RICS survey casts doubt on plan to boost institutional investment in infrastructure

Plans by chancellor George Osborne to boost private funding of infrastructure projects will fail, surveyors have predicted.

The RICS Construction Market Survey for the last quarter of 2011 revealed that only 14% of surveyors believe the chancellor will be successful in his Autumn Statement pledge to generate sufficient institutional funding for planned infrastructure projects.

There was also scepticism about the coalition’s Get Britain Building Fund aimed at boosting housing supply, with only a quarter of surveyors believing this will impact positively on the sector.

Overall, the survey found the construction industry continuing to stall during the final three months of last year, with the number of respondents reporting falling workloads up seven percentage points.

Private sector construction remained relatively flat, the survey indicated, whereas overall public projects continued to fall, with 17% of surveyors reporting falls rather than rises in levels of public housing construction.

Simon Rubinsohn, RICS chief economist, said: “Predictably, with workloads continuing to fall and costs slowly increasing towards the end of the year, the outlook for the construction industry remains rather downbeat with no prospect of improvement in sight.

“Particularly worrying are the questions being raised over the government’s plan to secure institutional funding for infrastructure projects.
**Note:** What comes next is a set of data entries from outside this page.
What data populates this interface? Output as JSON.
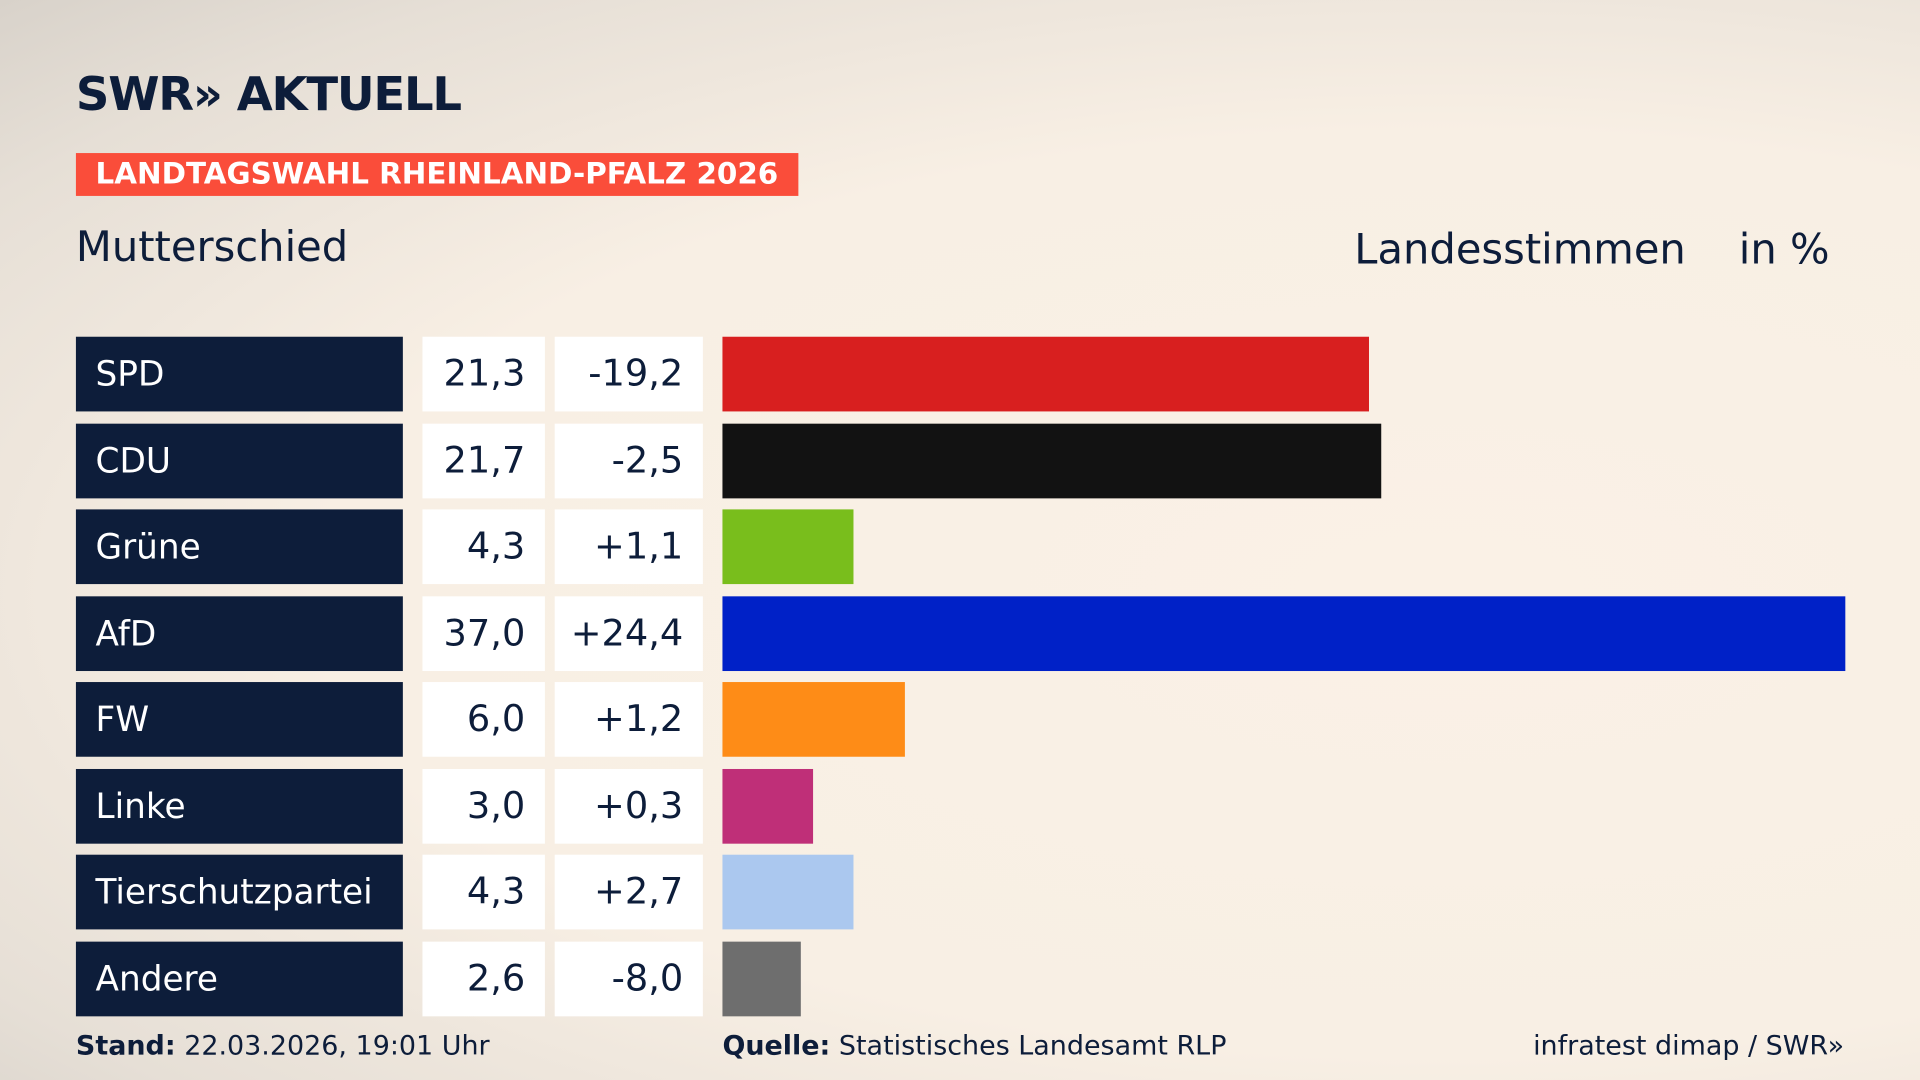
{
  "logo": "SWR» AKTUELL",
  "badge": "LANDTAGSWAHL RHEINLAND-PFALZ 2026",
  "location": "Mutterschied",
  "header_measure": "Landesstimmen",
  "header_unit": "in %",
  "footer": {
    "stand_label": "Stand:",
    "stand_value": "22.03.2026, 19:01 Uhr",
    "source_label": "Quelle:",
    "source_value": "Statistisches Landesamt RLP",
    "credit": "infratest dimap / SWR»"
  },
  "chart_data": {
    "type": "bar",
    "orientation": "horizontal",
    "xlim": [
      0,
      37
    ],
    "categories": [
      "SPD",
      "CDU",
      "Grüne",
      "AfD",
      "FW",
      "Linke",
      "Tierschutzpartei",
      "Andere"
    ],
    "values": [
      21.3,
      21.7,
      4.3,
      37.0,
      6.0,
      3.0,
      4.3,
      2.6
    ],
    "value_labels": [
      "21,3",
      "21,7",
      "4,3",
      "37,0",
      "6,0",
      "3,0",
      "4,3",
      "2,6"
    ],
    "diff_labels": [
      "-19,2",
      "-2,5",
      "+1,1",
      "+24,4",
      "+1,2",
      "+0,3",
      "+2,7",
      "-8,0"
    ],
    "colors": [
      "#d81f1f",
      "#121212",
      "#79be1c",
      "#0021c7",
      "#fe8c17",
      "#bf2f78",
      "#abc8ef",
      "#6e6e6e"
    ]
  }
}
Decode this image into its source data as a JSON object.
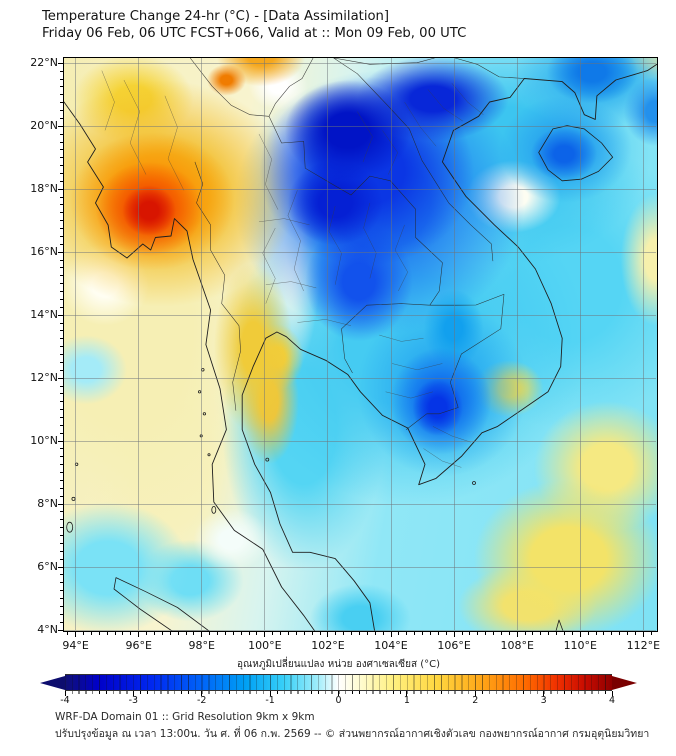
{
  "header": {
    "title": "Temperature Change 24-hr (°C) - [Data Assimilation]",
    "subtitle": "Friday 06 Feb, 06 UTC FCST+066, Valid at :: Mon 09 Feb, 00 UTC"
  },
  "map": {
    "lon_range": [
      93.6,
      112.4
    ],
    "lat_range": [
      4.0,
      22.2
    ],
    "x_ticks": [
      "94°E",
      "96°E",
      "98°E",
      "100°E",
      "102°E",
      "104°E",
      "106°E",
      "108°E",
      "110°E",
      "112°E"
    ],
    "x_tick_lons": [
      94,
      96,
      98,
      100,
      102,
      104,
      106,
      108,
      110,
      112
    ],
    "y_ticks": [
      "22°N",
      "20°N",
      "18°N",
      "16°N",
      "14°N",
      "12°N",
      "10°N",
      "8°N",
      "6°N",
      "4°N"
    ],
    "y_tick_lats": [
      22,
      20,
      18,
      16,
      14,
      12,
      10,
      8,
      6,
      4
    ],
    "base_gradient": "linear-gradient(100deg, #f5eeb6 0%, #f8f4cf 28%, #d8f4ef 42%, #90e7f6 58%, #7ee2f5 100%)",
    "field_layers": [
      {
        "lon": 96.3,
        "lat": 17.35,
        "rx": 0.85,
        "ry": 0.8,
        "c": "#d81500",
        "s": 35
      },
      {
        "lon": 96.3,
        "lat": 17.4,
        "rx": 1.7,
        "ry": 1.5,
        "c": "#f14a00",
        "s": 30
      },
      {
        "lon": 96.4,
        "lat": 17.65,
        "rx": 2.6,
        "ry": 2.2,
        "c": "#fb8c00",
        "s": 30
      },
      {
        "lon": 98.75,
        "lat": 21.5,
        "rx": 0.62,
        "ry": 0.5,
        "c": "#f07c00",
        "s": 30
      },
      {
        "lon": 99.85,
        "lat": 22.25,
        "rx": 1.4,
        "ry": 0.95,
        "c": "#f5a71d",
        "s": 30
      },
      {
        "lon": 105.45,
        "lat": 11.1,
        "rx": 0.8,
        "ry": 0.9,
        "c": "#0534e6",
        "s": 35
      },
      {
        "lon": 105.55,
        "lat": 11.3,
        "rx": 1.6,
        "ry": 1.7,
        "c": "#0f69ee",
        "s": 30
      },
      {
        "lon": 109.45,
        "lat": 19.15,
        "rx": 1.05,
        "ry": 0.85,
        "c": "#0c63e8",
        "s": 30
      },
      {
        "lon": 110.35,
        "lat": 21.75,
        "rx": 1.45,
        "ry": 1.0,
        "c": "#0f79e8",
        "s": 30
      },
      {
        "lon": 112.35,
        "lat": 20.5,
        "rx": 1.0,
        "ry": 1.1,
        "c": "#2390ec",
        "s": 30
      },
      {
        "lon": 102.6,
        "lat": 19.9,
        "rx": 2.0,
        "ry": 1.6,
        "c": "#0114c6",
        "s": 35
      },
      {
        "lon": 102.2,
        "lat": 17.6,
        "rx": 1.5,
        "ry": 1.35,
        "c": "#0520d4",
        "s": 35
      },
      {
        "lon": 105.3,
        "lat": 20.9,
        "rx": 2.4,
        "ry": 1.35,
        "c": "#0827d8",
        "s": 30
      },
      {
        "lon": 103.2,
        "lat": 18.6,
        "rx": 3.4,
        "ry": 3.0,
        "c": "#0b36e4",
        "s": 35
      },
      {
        "lon": 102.95,
        "lat": 15.1,
        "rx": 1.7,
        "ry": 1.9,
        "c": "#1252ec",
        "s": 30
      },
      {
        "lon": 105.95,
        "lat": 13.6,
        "rx": 0.95,
        "ry": 1.25,
        "c": "#12a0ee",
        "s": 30
      },
      {
        "lon": 96.7,
        "lat": 17.9,
        "rx": 4.3,
        "ry": 3.6,
        "c": "#f3bb22",
        "s": 35
      },
      {
        "lon": 95.8,
        "lat": 20.9,
        "rx": 1.9,
        "ry": 1.4,
        "c": "#f5d335",
        "s": 30
      },
      {
        "lon": 99.6,
        "lat": 13.0,
        "rx": 1.25,
        "ry": 2.7,
        "c": "#f0cb39",
        "s": 30
      },
      {
        "lon": 100.1,
        "lat": 11.3,
        "rx": 0.95,
        "ry": 2.0,
        "c": "#eec63b",
        "s": 30
      },
      {
        "lon": 100.35,
        "lat": 12.7,
        "rx": 0.85,
        "ry": 1.05,
        "c": "#f2d039",
        "s": 30
      },
      {
        "lon": 103.6,
        "lat": 17.6,
        "rx": 4.6,
        "ry": 4.2,
        "c": "#1e7af0",
        "s": 35
      },
      {
        "lon": 105.6,
        "lat": 11.7,
        "rx": 2.7,
        "ry": 2.8,
        "c": "#27a8f0",
        "s": 30
      },
      {
        "lon": 109.5,
        "lat": 19.3,
        "rx": 2.1,
        "ry": 1.7,
        "c": "#27a1ee",
        "s": 30
      },
      {
        "lon": 110.5,
        "lat": 21.6,
        "rx": 2.7,
        "ry": 1.6,
        "c": "#2fb0ee",
        "s": 30
      },
      {
        "lon": 107.7,
        "lat": 11.7,
        "rx": 1.1,
        "ry": 0.9,
        "c": "#f0db50",
        "s": 30
      },
      {
        "lon": 100.85,
        "lat": 16.8,
        "rx": 0.95,
        "ry": 4.6,
        "c": "#fcfcf0",
        "s": 30
      },
      {
        "lon": 101.7,
        "lat": 16.8,
        "rx": 1.1,
        "ry": 4.2,
        "c": "#5ad7f4",
        "s": 30
      },
      {
        "lon": 107.85,
        "lat": 17.8,
        "rx": 1.5,
        "ry": 1.15,
        "c": "#fdfdf2",
        "s": 30
      },
      {
        "lon": 100.4,
        "lat": 21.3,
        "rx": 0.95,
        "ry": 0.75,
        "c": "#ffffff",
        "s": 30
      },
      {
        "lon": 94.9,
        "lat": 15.0,
        "rx": 1.4,
        "ry": 1.3,
        "c": "#fffef2",
        "s": 30
      },
      {
        "lon": 98.9,
        "lat": 6.9,
        "rx": 1.2,
        "ry": 1.0,
        "c": "#f4fdfa",
        "s": 30
      },
      {
        "lon": 112.25,
        "lat": 22.15,
        "rx": 1.0,
        "ry": 0.7,
        "c": "#f7efa6",
        "s": 30
      },
      {
        "lon": 112.35,
        "lat": 15.8,
        "rx": 1.1,
        "ry": 2.1,
        "c": "#f7f0ac",
        "s": 30
      },
      {
        "lon": 109.6,
        "lat": 6.3,
        "rx": 3.0,
        "ry": 2.5,
        "c": "#f3e368",
        "s": 40
      },
      {
        "lon": 110.8,
        "lat": 9.2,
        "rx": 2.3,
        "ry": 2.1,
        "c": "#f5e982",
        "s": 35
      },
      {
        "lon": 108.3,
        "lat": 4.8,
        "rx": 2.2,
        "ry": 1.3,
        "c": "#f2e26e",
        "s": 35
      },
      {
        "lon": 103.0,
        "lat": 4.4,
        "rx": 1.6,
        "ry": 1.1,
        "c": "#49cff2",
        "s": 35
      },
      {
        "lon": 104.6,
        "lat": 13.2,
        "rx": 5.6,
        "ry": 5.2,
        "c": "#45cbf2",
        "s": 40
      },
      {
        "lon": 107.6,
        "lat": 19.2,
        "rx": 4.6,
        "ry": 3.6,
        "c": "#3cc5f0",
        "s": 40
      },
      {
        "lon": 109.6,
        "lat": 15.0,
        "rx": 4.2,
        "ry": 4.6,
        "c": "#55d5f4",
        "s": 40
      },
      {
        "lon": 101.2,
        "lat": 10.5,
        "rx": 2.6,
        "ry": 4.6,
        "c": "#54d5f3",
        "s": 40
      },
      {
        "lon": 95.0,
        "lat": 6.0,
        "rx": 2.6,
        "ry": 2.1,
        "c": "#7ae2f6",
        "s": 40
      },
      {
        "lon": 94.3,
        "lat": 12.3,
        "rx": 1.3,
        "ry": 1.1,
        "c": "#a4ebf8",
        "s": 35
      },
      {
        "lon": 97.6,
        "lat": 5.6,
        "rx": 1.7,
        "ry": 1.3,
        "c": "#6edef5",
        "s": 35
      },
      {
        "lon": 95.6,
        "lat": 13.5,
        "rx": 4.6,
        "ry": 6.6,
        "c": "#f6efb4",
        "s": 45
      },
      {
        "lon": 94.5,
        "lat": 18.5,
        "rx": 3.1,
        "ry": 4.1,
        "c": "#f5edb0",
        "s": 45
      },
      {
        "lon": 97.0,
        "lat": 9.2,
        "rx": 2.6,
        "ry": 4.1,
        "c": "#f7f1bc",
        "s": 45
      }
    ]
  },
  "colorbar": {
    "label": "อุณหภูมิเปลี่ยนแปลง หน่วย องศาเซลเซียส (°C)",
    "ticks": [
      "-4",
      "-3",
      "-2",
      "-1",
      "0",
      "1",
      "2",
      "3",
      "4"
    ],
    "min": -4,
    "max": 4,
    "arrow_left_color": "#0d0d6e",
    "arrow_right_color": "#7a0000",
    "stops": [
      {
        "p": 0,
        "c": "#101074"
      },
      {
        "p": 6,
        "c": "#0000c8"
      },
      {
        "p": 16,
        "c": "#0028f0"
      },
      {
        "p": 25,
        "c": "#0064f8"
      },
      {
        "p": 33,
        "c": "#00a0f4"
      },
      {
        "p": 40,
        "c": "#38d0f8"
      },
      {
        "p": 46,
        "c": "#9cecfa"
      },
      {
        "p": 50,
        "c": "#ffffff"
      },
      {
        "p": 54,
        "c": "#fffcd0"
      },
      {
        "p": 60,
        "c": "#fff080"
      },
      {
        "p": 68,
        "c": "#ffd740"
      },
      {
        "p": 76,
        "c": "#ffa718"
      },
      {
        "p": 84,
        "c": "#ff6c00"
      },
      {
        "p": 90,
        "c": "#f03000"
      },
      {
        "p": 95,
        "c": "#c80c00"
      },
      {
        "p": 100,
        "c": "#8f0000"
      }
    ]
  },
  "footer": {
    "line1": "WRF-DA Domain 01 :: Grid Resolution 9km x 9km",
    "line2": "ปรับปรุงข้อมูล ณ เวลา 13:00น. วัน ศ. ที่ 06 ก.พ. 2569 -- © ส่วนพยากรณ์อากาศเชิงตัวเลข กองพยากรณ์อากาศ กรมอุตุนิยมวิทยา"
  }
}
We would hope that this scepticism proves to be overly pessimistic, but the responses highlight the sizable job the government still has to do in convincing industry professionals that this approach is going to deliver.”

Across the UK, the survey pointed to a continuing North-South divide with only London and the South-east reporting positive net balance readings. There are also no sign that the pressure being felt by the SME sector is lessening with a majority of respondents seeing recent government initiatives as being unhelpful for SMEs.

Looking forward, surveyors expect overall workloads to stagnate over the next twelve months and employment in the construction sector to fall further.

Materials costs continue to rise with a net balance of 19% of surveyors reporting increasing costs. As result, expectations for future profits are downbeat with 44% surveyors predicting future margins to decrease rather than increase over the coming year.